In 1864, at the age of twelve, Jeu Dip left southern China for America. In San Francisco, he reinvented himself as Joseph Tape, an immigration broker whose new life allowed his family to become one of the first of a brand-new social type: middle-class Chinese Americans.
As the Tape family’s rags-to-riches story unfolds, their history illuminates that of America. Seven-year-old Mamie Tape attempts to integrate California schools, resulting in the landmark 1885 Tape v. Hurley case. The family’s intimate involvement in the 1904 St. Louis World’s Fair reveals how the Chinese American culture brokers essentially invented Chinatown—and so Chinese culture—for American audiences.
Many books have been written about the trials of coming to America, but as Mae Ngai follows the legacy of one family as they integrate into society over the course of generations, she shines a much-needed light on the Asian American experience.
“Mae Ngai tells a story we haven’t heard, and very much need. Provocative, groundbreaking, and revelatory, The Lucky Ones is a great read, to boot—as pleasurable as it is enlightening.” —Gish Jen
PUBLISHERS WEEKLY
A thoroughgoing look at the historical record of early Chinese immigration to San Francisco unearths the heartening story of one rags-to-riches family.

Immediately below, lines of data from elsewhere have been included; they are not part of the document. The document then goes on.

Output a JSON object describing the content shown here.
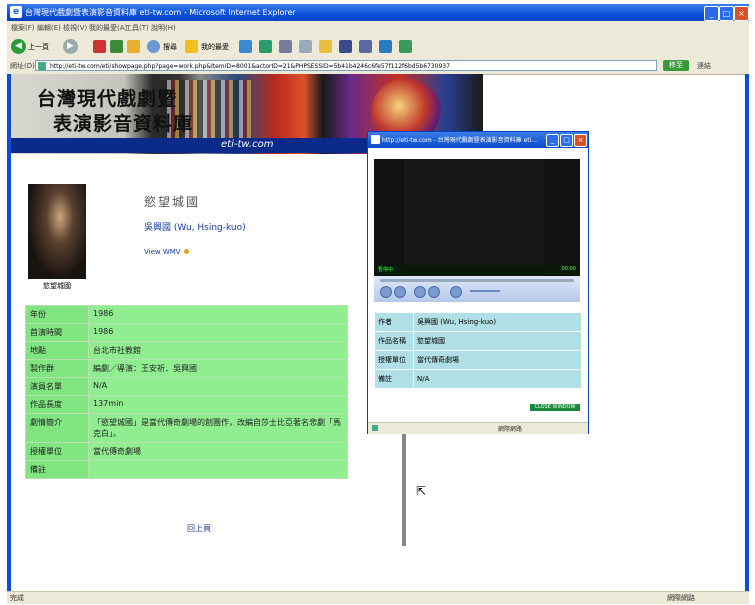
{
  "window": {
    "title": "台灣現代戲劇暨表演影音資料庫 eti-tw.com - Microsoft Internet Explorer",
    "menus": [
      "檔案(F)",
      "編輯(E)",
      "檢視(V)",
      "我的最愛(A)",
      "工具(T)",
      "說明(H)"
    ],
    "toolbar": {
      "back": "上一頁",
      "search": "搜尋",
      "favorites": "我的最愛"
    },
    "address_label": "網址(D)",
    "address": "http://eti-tw.com/eti/showpage.php?page=work.php&ItemID=8001&actorID=21&PHPSESSID=5b41b4246c6fe57f112f6bd5b6730937",
    "go_label": "移至",
    "links_label": "連結",
    "status_text": "完成",
    "status_zone": "網際網路"
  },
  "site": {
    "title_line1": "台灣現代戲劇暨",
    "title_line2": "表演影音資料庫",
    "domain": "eti-tw.com"
  },
  "work": {
    "title": "慾望城國",
    "author": "吳興國 (Wu, Hsing-kuo)",
    "wmv_link": "View WMV",
    "photo_caption": "慾望城國"
  },
  "info": [
    {
      "key": "年份",
      "value": "1986"
    },
    {
      "key": "首演時間",
      "value": "1986"
    },
    {
      "key": "地點",
      "value": "台北市社教館"
    },
    {
      "key": "製作群",
      "value": "編劇／導演：王安祈．吳興國"
    },
    {
      "key": "演員名單",
      "value": "N/A"
    },
    {
      "key": "作品長度",
      "value": "137min"
    },
    {
      "key": "劇情簡介",
      "value": "「慾望城國」是當代傳奇劇場的創團作，改編自莎士比亞著名悲劇「馬克白」。"
    },
    {
      "key": "授權單位",
      "value": "當代傳奇劇場"
    },
    {
      "key": "備註",
      "value": ""
    }
  ],
  "back_to_top": "回上頁",
  "popup": {
    "title": "http://eti-tw.com - 台灣現代戲劇暨表演影音資料庫 eti...",
    "player_status_left": "暫停中",
    "player_status_right": "00:00",
    "rows": [
      {
        "key": "作者",
        "value": "吳興國 (Wu, Hsing-kuo)"
      },
      {
        "key": "作品名稱",
        "value": "慾望城國"
      },
      {
        "key": "授權單位",
        "value": "當代傳奇劇場"
      },
      {
        "key": "備註",
        "value": "N/A"
      }
    ],
    "close_label": "CLOSE WINDOW",
    "status_zone": "網際網路"
  },
  "colors": {
    "ie_blue": "#0a4fd6",
    "table_green": "#90ee90",
    "popup_cell": "#b0dfe6",
    "site_bar": "#0b2a8a"
  }
}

Columbia history professor Ngai (Impossible Subjects) characterizes her work as history, situating the union of two young working people in San Francisco in 1875 within a larger frame of Chinese immigration, which had been encouraged by the California Gold Rush of the mid-19th century, attracting impoverished men mostly from the Guangdong Proivince. Jeu Dip, an enterprising drayman who had come over at age 12, and Mary McGladery, an indentured Chinese servant (mui tsai) who had emigrated as an orphan and was then rescued from prostitution at 11 years old, thanks to the Ladies' Protection and Relief Society, both became acculturated English-speakers and ambitious to live among the white middle-class. Despite recent legislation limiting Chinese immigration, and growing anti-Chinese racism due to the resentment from the displacement of the white workforce, Jeu Dip, renamed Joseph Tape, flourished as a deliveryman and broker for new immigrants; Joseph and Mary grew prosperous and even sued to have their daughter Mamie attend the local white public school. Ngai traces their descendants, especially their son, Frank, who was tried for extorting money from new immigrants, and his estranged wife, Ruby, who joined the Women's Army Corps (WAC) during World War II. Ngai fashions a terrifically readable, compelling work about the little-known middle-class in the Chinese immigrant experience.